Section 16, re: sequenceKind says: "The children of an unordered sequence must be xs:element." Section 16.5 Floating Elements says: "An ordered sequence of n element children with either n or n-1 of those children with dfdl:floating="true" is equivalent to an unordered sequence with the same n element children with dfdl:floating="false". A complex element with dfdl:floating="true" can have as its content model a sequence with elements that also have dfdl:floating="true". "

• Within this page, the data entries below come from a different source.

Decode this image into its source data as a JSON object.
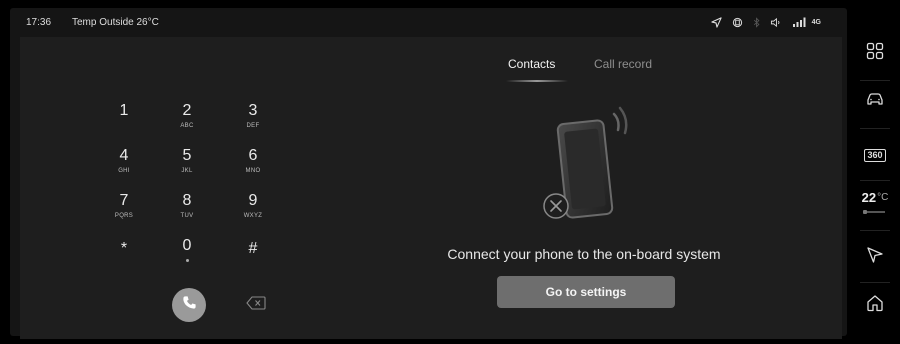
{
  "status_bar": {
    "time": "17:36",
    "temp_outside": "Temp Outside 26°C",
    "network": "4G",
    "icons": [
      "navigation-icon",
      "connected-device-icon",
      "bluetooth-icon",
      "volume-icon",
      "signal-icon"
    ]
  },
  "phone": {
    "tabs": [
      {
        "label": "Contacts",
        "active": true
      },
      {
        "label": "Call record",
        "active": false
      }
    ],
    "keypad": [
      {
        "digit": "1",
        "letters": ""
      },
      {
        "digit": "2",
        "letters": "ABC"
      },
      {
        "digit": "3",
        "letters": "DEF"
      },
      {
        "digit": "4",
        "letters": "GHI"
      },
      {
        "digit": "5",
        "letters": "JKL"
      },
      {
        "digit": "6",
        "letters": "MNO"
      },
      {
        "digit": "7",
        "letters": "PQRS"
      },
      {
        "digit": "8",
        "letters": "TUV"
      },
      {
        "digit": "9",
        "letters": "WXYZ"
      },
      {
        "digit": "*",
        "letters": ""
      },
      {
        "digit": "0",
        "letters": ""
      },
      {
        "digit": "#",
        "letters": ""
      }
    ],
    "connect_message": "Connect your phone to the on-board system",
    "settings_button": "Go to settings"
  },
  "sidebar": {
    "items": [
      "apps-grid-icon",
      "car-icon",
      "360-camera-icon",
      "climate-temperature",
      "navigation-icon",
      "home-icon"
    ],
    "camera_label": "360",
    "temperature": "22",
    "temperature_unit": "°C"
  },
  "colors": {
    "background": "#000000",
    "panel": "#1e1e1e",
    "button": "#6e6e6e",
    "call_button": "#9a9a9a",
    "inactive_text": "#8e8e8e"
  }
}
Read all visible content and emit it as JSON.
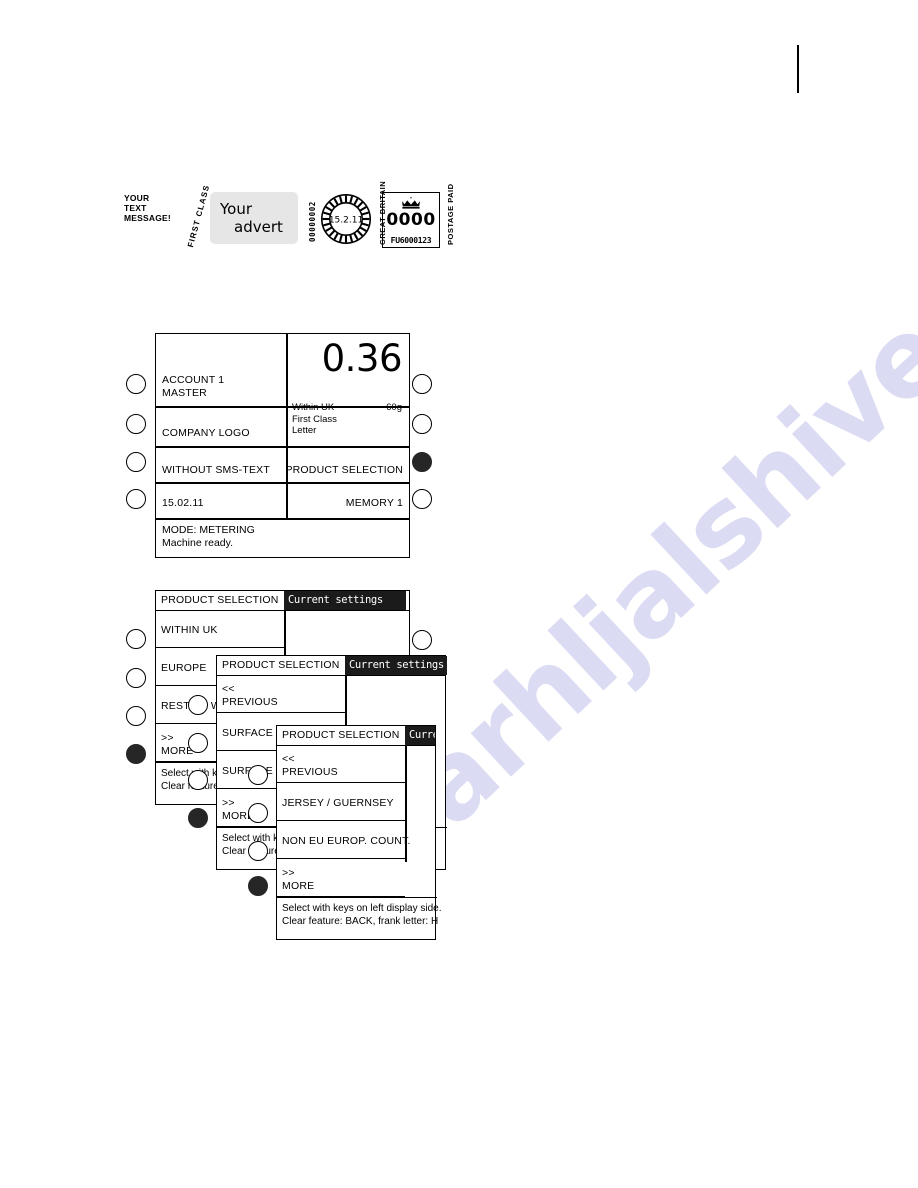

Now suppose that, instead of N element children, there are N-1 floating element children + one non-floating group. This group will be equivalent to an unordered group with a non-element member. If the specification was intending to make life easy for implementers, then it should probably disallow groups in any non- ordered context, including when sequenceKind='ordered' and there is at least one floating component. But I think that would be too restrictive. I would be happy for the restriction to be lifted entirely. Given that unordered groups can have dfdl:initiated="false", it will sometimes be necessary to find the correct member by trial and error ( speculative parsing ) anyway. I don't think it's any more difficult to speculatively parse a group than to speculatively parse a complex element.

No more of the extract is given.